The “decision function”: this function takes prediction probabilities that were output from the model and a threshold and returns a prediction.
To evaluate a particular model, EvalML automatically finds the best threshold to pass to the decision function to generate predictions and then scores the resulting predictions using the objective function. The score from the objective function determines which set of pipeline hyperparameters EvalML will try next.
To give a concrete example, let’s look at how the fraud detection objective function is built.
[1]:
from evalml.objectives.objective_base import ObjectiveBase
class FraudCost(ObjectiveBase):
"""Score the percentage of money lost of the total transaction amount process due to fraud"""
name = "Fraud Cost"
needs_fitting = True
greater_is_better = False
uses_extra_columns = True
fit_needs_proba = True
score_needs_proba = False
def __init__(self, retry_percentage=.5, interchange_fee=.02,
fraud_payout_percentage=1.0, amount_col='amount', verbose=False):
"""Create instance of FraudCost
Args:
retry_percentage (float): what percentage of customers will retry a transaction if it
is declined? Between 0 and 1. Defaults to .5
interchange_fee (float): how much of each successful transaction do you collect?
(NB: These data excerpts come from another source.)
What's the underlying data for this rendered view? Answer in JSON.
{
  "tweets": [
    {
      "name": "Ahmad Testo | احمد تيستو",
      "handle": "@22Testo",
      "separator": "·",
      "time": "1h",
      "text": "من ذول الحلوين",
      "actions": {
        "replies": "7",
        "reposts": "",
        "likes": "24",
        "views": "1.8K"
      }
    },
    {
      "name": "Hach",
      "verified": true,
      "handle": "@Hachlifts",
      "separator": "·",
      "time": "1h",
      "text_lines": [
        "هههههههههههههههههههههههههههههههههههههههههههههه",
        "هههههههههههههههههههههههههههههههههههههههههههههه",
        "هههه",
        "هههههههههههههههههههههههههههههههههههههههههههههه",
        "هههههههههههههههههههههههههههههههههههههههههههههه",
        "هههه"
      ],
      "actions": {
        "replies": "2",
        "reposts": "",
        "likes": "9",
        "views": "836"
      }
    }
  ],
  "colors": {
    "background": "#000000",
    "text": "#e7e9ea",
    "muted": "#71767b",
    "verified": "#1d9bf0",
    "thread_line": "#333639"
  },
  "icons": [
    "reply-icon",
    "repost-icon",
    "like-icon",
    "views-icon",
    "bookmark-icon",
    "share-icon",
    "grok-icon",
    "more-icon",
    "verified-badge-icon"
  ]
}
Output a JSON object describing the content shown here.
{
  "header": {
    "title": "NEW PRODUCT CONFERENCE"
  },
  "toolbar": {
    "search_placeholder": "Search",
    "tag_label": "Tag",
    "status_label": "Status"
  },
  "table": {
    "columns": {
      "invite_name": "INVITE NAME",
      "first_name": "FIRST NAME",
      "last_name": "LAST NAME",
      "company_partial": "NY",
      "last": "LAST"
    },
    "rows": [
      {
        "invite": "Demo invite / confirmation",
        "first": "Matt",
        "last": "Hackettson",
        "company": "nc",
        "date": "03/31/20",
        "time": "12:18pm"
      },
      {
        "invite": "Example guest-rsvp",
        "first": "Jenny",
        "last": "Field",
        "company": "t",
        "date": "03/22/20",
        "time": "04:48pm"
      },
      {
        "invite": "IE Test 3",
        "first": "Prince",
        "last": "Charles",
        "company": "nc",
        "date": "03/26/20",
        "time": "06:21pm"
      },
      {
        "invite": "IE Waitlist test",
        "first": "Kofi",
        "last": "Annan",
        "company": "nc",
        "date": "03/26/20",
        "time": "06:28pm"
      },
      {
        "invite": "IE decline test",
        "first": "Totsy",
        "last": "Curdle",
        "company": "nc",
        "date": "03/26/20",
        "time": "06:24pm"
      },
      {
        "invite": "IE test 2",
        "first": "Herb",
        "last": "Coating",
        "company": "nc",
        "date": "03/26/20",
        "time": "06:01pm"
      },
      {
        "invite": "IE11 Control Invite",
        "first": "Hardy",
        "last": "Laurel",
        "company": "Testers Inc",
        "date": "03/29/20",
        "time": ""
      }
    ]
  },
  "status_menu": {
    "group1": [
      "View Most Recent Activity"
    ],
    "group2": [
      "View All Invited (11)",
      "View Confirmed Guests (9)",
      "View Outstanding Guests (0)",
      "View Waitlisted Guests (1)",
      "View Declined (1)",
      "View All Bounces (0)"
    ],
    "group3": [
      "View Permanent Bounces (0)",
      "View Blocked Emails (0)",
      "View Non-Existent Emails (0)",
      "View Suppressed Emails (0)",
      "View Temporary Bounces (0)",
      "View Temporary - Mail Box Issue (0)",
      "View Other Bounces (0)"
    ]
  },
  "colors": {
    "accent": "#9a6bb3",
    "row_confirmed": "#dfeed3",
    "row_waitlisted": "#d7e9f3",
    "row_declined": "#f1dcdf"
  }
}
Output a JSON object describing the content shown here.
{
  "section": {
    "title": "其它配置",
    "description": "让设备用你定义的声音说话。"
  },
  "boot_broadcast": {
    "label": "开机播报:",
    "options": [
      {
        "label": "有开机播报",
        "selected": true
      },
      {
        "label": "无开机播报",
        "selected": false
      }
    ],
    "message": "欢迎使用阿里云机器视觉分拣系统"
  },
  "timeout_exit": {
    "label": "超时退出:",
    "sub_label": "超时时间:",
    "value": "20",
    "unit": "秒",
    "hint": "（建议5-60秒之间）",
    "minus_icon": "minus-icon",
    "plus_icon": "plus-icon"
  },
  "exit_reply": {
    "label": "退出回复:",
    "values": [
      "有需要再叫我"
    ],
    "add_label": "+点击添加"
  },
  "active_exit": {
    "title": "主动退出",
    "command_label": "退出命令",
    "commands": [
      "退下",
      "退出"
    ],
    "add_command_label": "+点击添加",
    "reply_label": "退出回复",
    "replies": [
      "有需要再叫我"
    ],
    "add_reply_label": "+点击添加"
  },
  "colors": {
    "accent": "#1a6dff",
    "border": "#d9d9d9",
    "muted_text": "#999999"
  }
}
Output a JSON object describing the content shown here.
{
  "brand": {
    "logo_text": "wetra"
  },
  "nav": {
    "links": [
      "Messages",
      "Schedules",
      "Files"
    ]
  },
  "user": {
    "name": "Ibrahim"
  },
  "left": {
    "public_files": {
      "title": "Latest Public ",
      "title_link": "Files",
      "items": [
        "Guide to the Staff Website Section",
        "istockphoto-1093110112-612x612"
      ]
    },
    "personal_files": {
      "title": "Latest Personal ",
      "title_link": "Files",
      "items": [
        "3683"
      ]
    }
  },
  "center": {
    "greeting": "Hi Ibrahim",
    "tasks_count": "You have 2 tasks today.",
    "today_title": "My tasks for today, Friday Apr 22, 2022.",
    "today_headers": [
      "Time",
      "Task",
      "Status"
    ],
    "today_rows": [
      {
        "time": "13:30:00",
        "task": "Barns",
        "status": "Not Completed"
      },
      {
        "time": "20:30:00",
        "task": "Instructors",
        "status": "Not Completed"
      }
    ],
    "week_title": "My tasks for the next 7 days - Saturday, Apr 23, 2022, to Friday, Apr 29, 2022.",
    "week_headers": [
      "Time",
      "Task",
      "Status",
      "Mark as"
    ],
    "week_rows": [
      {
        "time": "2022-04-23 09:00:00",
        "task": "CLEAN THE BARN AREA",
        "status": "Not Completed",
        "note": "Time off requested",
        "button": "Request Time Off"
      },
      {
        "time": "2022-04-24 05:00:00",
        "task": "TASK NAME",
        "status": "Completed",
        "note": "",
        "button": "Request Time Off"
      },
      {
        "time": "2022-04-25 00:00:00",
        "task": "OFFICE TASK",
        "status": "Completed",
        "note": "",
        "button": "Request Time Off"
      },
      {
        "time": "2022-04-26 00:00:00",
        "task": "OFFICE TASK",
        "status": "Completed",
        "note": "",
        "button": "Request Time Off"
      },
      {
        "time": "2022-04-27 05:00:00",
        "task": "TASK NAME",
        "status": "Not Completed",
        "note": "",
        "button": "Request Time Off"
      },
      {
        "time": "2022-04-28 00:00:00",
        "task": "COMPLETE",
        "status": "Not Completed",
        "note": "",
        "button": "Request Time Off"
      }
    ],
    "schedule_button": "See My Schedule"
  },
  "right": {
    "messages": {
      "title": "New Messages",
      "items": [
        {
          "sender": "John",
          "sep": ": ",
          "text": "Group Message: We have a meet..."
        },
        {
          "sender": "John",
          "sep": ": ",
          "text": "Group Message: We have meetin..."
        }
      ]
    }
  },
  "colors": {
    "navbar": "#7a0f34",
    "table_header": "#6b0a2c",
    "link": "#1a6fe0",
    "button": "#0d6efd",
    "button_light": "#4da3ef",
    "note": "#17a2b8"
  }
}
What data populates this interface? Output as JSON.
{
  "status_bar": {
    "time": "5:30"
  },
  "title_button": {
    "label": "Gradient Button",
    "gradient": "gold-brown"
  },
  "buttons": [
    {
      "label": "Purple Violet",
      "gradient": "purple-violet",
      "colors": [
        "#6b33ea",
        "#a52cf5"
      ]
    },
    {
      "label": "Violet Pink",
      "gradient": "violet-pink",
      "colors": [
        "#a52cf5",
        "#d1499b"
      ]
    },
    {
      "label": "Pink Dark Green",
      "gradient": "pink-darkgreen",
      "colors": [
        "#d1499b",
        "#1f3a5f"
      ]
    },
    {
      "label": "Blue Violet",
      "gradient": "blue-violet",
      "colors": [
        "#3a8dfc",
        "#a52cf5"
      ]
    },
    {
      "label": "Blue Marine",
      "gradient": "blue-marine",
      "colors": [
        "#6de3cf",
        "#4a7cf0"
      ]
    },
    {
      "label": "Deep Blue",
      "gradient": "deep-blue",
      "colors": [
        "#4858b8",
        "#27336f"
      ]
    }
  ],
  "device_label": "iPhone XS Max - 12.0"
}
Between 0 and 1. Defaults to .02
fraud_payout_percentage (float): how percentage of fraud will you be unable to collect.
Between 0 and 1. Defaults to 1.0
amount_col (str): name of column in data that contains the amount. defaults to "amount"
"""
self.retry_percentage = retry_percentage
self.interchange_fee = interchange_fee
self.fraud_payout_percentage = fraud_payout_percentage
self.amount_col = amount_col
super().__init__(verbose=verbose)
def decision_function(self, y_predicted, extra_cols, threshold):
"""Determine if transaction is fraud given predicted probabilities,
dataframe with transaction amount, and threshold"""
transformed_probs = (y_predicted * extra_cols[self.amount_col])
return transformed_probs > threshold
def objective_function(self, y_predicted, y_true, extra_cols):
"""Calculate amount lost to fraud given predictions, true values, and dataframe
with transaction amount"""
# extract transaction using the amount columns in users data
transaction_amount = extra_cols[self.amount_col]
# amount paid if transaction is fraud
fraud_cost = transaction_amount * self.fraud_payout_percentage
# money made from interchange fees on transaction
interchange_cost = transaction_amount * (1 - self.retry_percentage) * self.interchange_fee
# calculate cost of missing fraudulent transactions
false_negatives = (y_true & ~y_predicted) * fraud_cost
# calculate money lost from fees
false_positives = (~y_true & y_predicted) * interchange_cost
loss = false_negatives.sum() + false_positives.sum()
loss_per_total_processed = loss / transaction_amount.sum()
return loss_per_total_processed